Buscar
Generic filters
Filter by input type
Select all
News
Pages
Events
Filter by category
Select all
Mobile Apps and Internet of Things
Advancement of science
Big data
Connected communities
Coronavirus
Courses and training
Initial Editorial
Editorials
A world in the cloud
Events
Infographics
Artificial Intelligence and Science
News
Digital platforms
Social networks
Review
Synopsis of essay
Overview of reference frames
Synopsis of recent publications
Use of Digital Platforms
Buscar
Generic filters
Filter by input type
Select all
News
Pages
Events
Filter by category
Select all
Mobile Apps and Internet of Things
Advancement of science
Big data
Connected communities
Coronavirus
Courses and training
Initial Editorial
Editorials
A world in the cloud
Events
Infographics
Artificial Intelligence and Science
News
Digital platforms
Social networks
Review
Synopsis of essay
Overview of reference frames
Synopsis of recent publications
Use of Digital Platforms
Health Mesoamerica

Latin America's health alliance

The poorest communities in Central America have the lowest rates of health care. Maternal and neonatal mortality rates are a constant concern for governments and civil organizations working to reverse their negative effects.

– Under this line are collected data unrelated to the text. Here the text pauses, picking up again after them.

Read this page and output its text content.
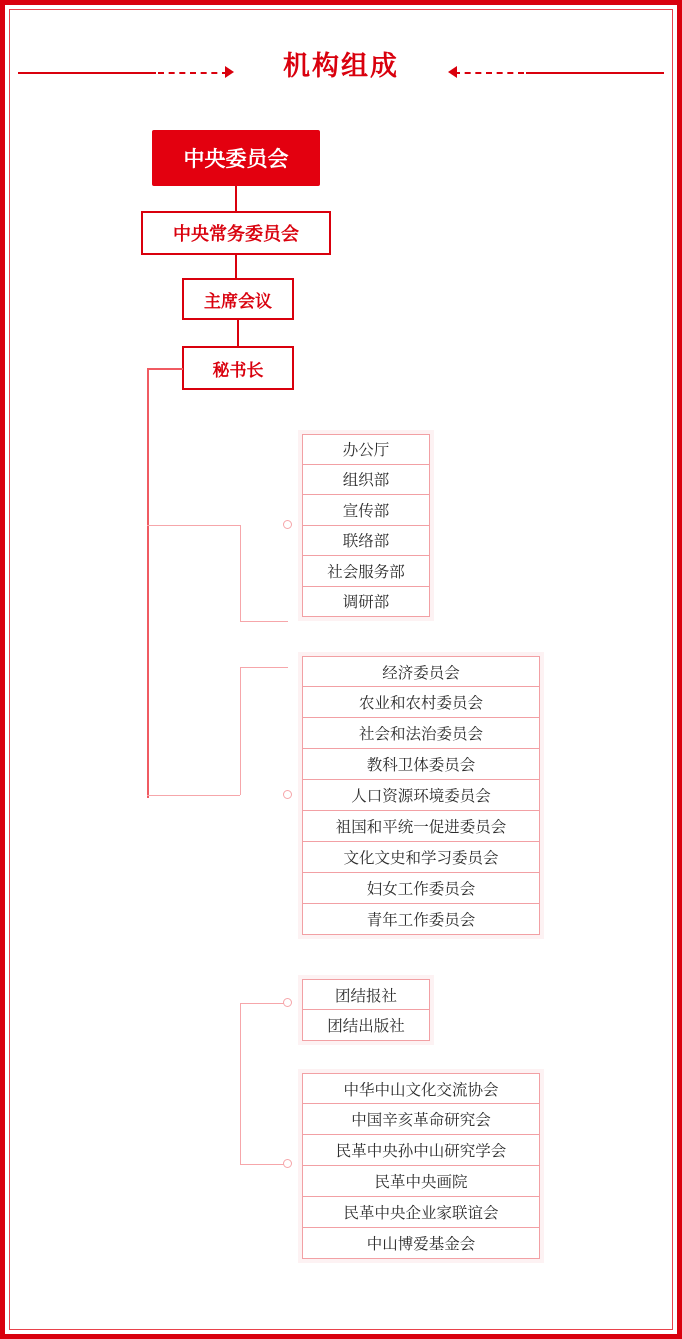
机构组成
中央委员会
中央常务委员会
主席会议
秘书长
办公厅
组织部
宣传部
联络部
社会服务部
调研部
经济委员会
农业和农村委员会
社会和法治委员会
教科卫体委员会
人口资源环境委员会
祖国和平统一促进委员会
文化文史和学习委员会
妇女工作委员会
青年工作委员会
团结报社
团结出版社
中华中山文化交流协会
中国辛亥革命研究会
民革中央孙中山研究学会
民革中央画院
民革中央企业家联谊会
中山博爱基金会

On the other hand, teenage pregnancies before finishing school and inequity and access to health services are problems that need to be attended to at different levels.

Solution

This led to the creation of the Salud Mesoamérica initiative, a public-private partnership between the Carlos Slim Foundation, the Bill & Melinda Gates Foundation, the Government of Spain, the Inter-American Development Bank, and the governments of the seven Central American countries and the state of Chiapas, Mexico, which seeks to reduce the health gaps that exist in the Mesoamerican region, specifically in terms of maternal health, vaccination and child nutrition.

Results

The initiative has benefited 6.5 million people, including reproductive-age women and children under 5 years old in the most underserved communities of Central America and Chiapas.

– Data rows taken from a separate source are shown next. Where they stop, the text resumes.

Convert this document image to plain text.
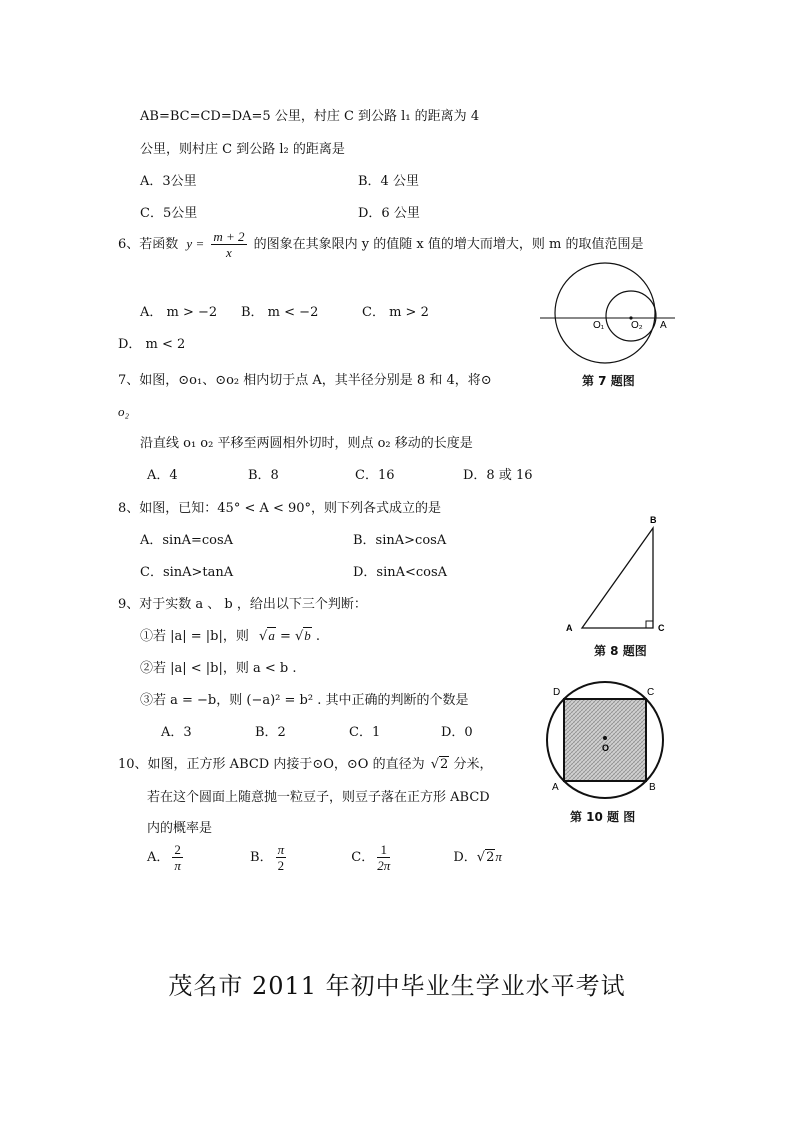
AB=BC=CD=DA=5 公里，村庄 C 到公路 l₁ 的距离为 4
公里，则村庄 C 到公路 l₂ 的距离是
A．3公里	B．4 公里
C．5公里	D．6 公里
6、若函数 $y = \frac{m + 2}{x}$ 的图象在其象限内 y 的值随 x 值的增大而增大，则 m 的取值范围是
A． m > −2 B． m < −2	C． m > 2
D． m < 2
7、如图，⊙o₁、⊙o₂ 相内切于点 A，其半径分别是 8 和 4，将⊙
o₂
沿直线 o₁ o₂ 平移至两圆相外切时，则点 o₂ 移动的长度是
A．4	B．8	C．16	D．8 或 16
O₁	O₂ A
第 7 题图
8、如图，已知：45° < A < 90°，则下列各式成立的是
A．sinA=cosA	B．sinA>cosA
C．sinA>tanA	D．sinA<cosA
B
A	C
第 8 题图
9、对于实数 a 、 b ，给出以下三个判断：
①若 |a| = |b|，则 √a = √b .
②若 |a| < |b|，则 a < b .
③若 a = −b，则 (−a)² = b² . 其中正确的判断的个数是
A．3	B．2	C．1	D．0
10、如图，正方形 ABCD 内接于⊙O，⊙O 的直径为 √2 分米，
若在这个圆面上随意抛一粒豆子，则豆子落在正方形 ABCD
内的概率是
A． $\frac{2}{\pi}$	B． $\frac{\pi}{2}$	C． $\frac{1}{2\pi}$	D．√2π
O
D	C
A	B
第 10 题 图
茂名市 2011 年初中毕业生学业水平考试
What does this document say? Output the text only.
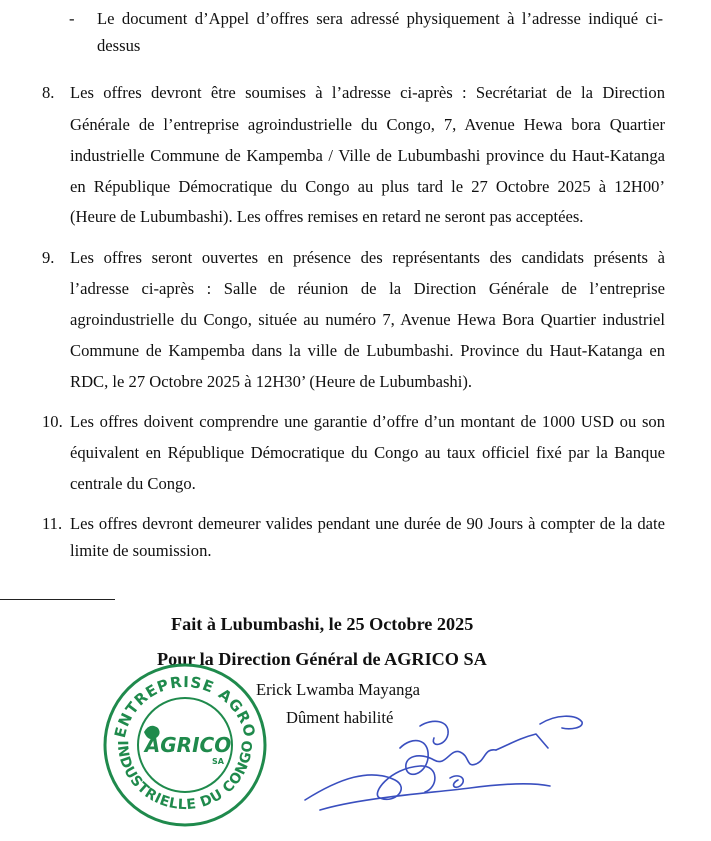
- Le document d’Appel d’offres sera adressé physiquement à l’adresse indiqué ci-
dessus
8. Les offres devront être soumises à l’adresse ci-après : Secrétariat de la Direction
Générale de l’entreprise agroindustrielle du Congo, 7, Avenue Hewa bora Quartier
industrielle Commune de Kampemba / Ville de Lubumbashi province du Haut-Katanga
en République Démocratique du Congo au plus tard le 27 Octobre 2025 à 12H00’
(Heure de Lubumbashi). Les offres remises en retard ne seront pas acceptées.
9. Les offres seront ouvertes en présence des représentants des candidats présents à
l’adresse ci-après : Salle de réunion de la Direction Générale de l’entreprise
agroindustrielle du Congo, située au numéro 7, Avenue Hewa Bora Quartier industriel
Commune de Kampemba dans la ville de Lubumbashi. Province du Haut-Katanga en
RDC, le 27 Octobre 2025 à 12H30’ (Heure de Lubumbashi).
10. Les offres doivent comprendre une garantie d’offre d’un montant de 1000 USD ou son
équivalent en République Démocratique du Congo au taux officiel fixé par la Banque
centrale du Congo.
11. Les offres devront demeurer valides pendant une durée de 90 Jours à compter de la date
limite de soumission.
Fait à Lubumbashi, le 25 Octobre 2025
Pour la Direction Général de AGRICO SA
Erick Lwamba Mayanga
Dûment habilité
ENTREPRISE AGRO
INDUSTRIELLE DU CONGO
AGRICO
SA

Thanks to her, in the 7 Central American countries and in the Chiapas entity the availability of medical equipment for pregnancy care, the training of health personnel, the availability of medicines for childbirth care, and the availability of vaccines and supplements for the proper nutritional development of children have been improved.

After 18 months, such improvements have been between 10% and 100%. in the various indicators by nation. Examples of these are:

  • In Belize, the proper management of neonatal complications increased from 7 al 88%.
  • In El Salvador the 99% of births are now attended in well-equipped health units and by adequately trained professionals.
  • In Honduras, the adequate care of obstetric complications has gone from 11 to 68%..
  • We went from 22 to 75% of health units with an assured supply of essential supplies for maternal, neonatal and child care throughout the region.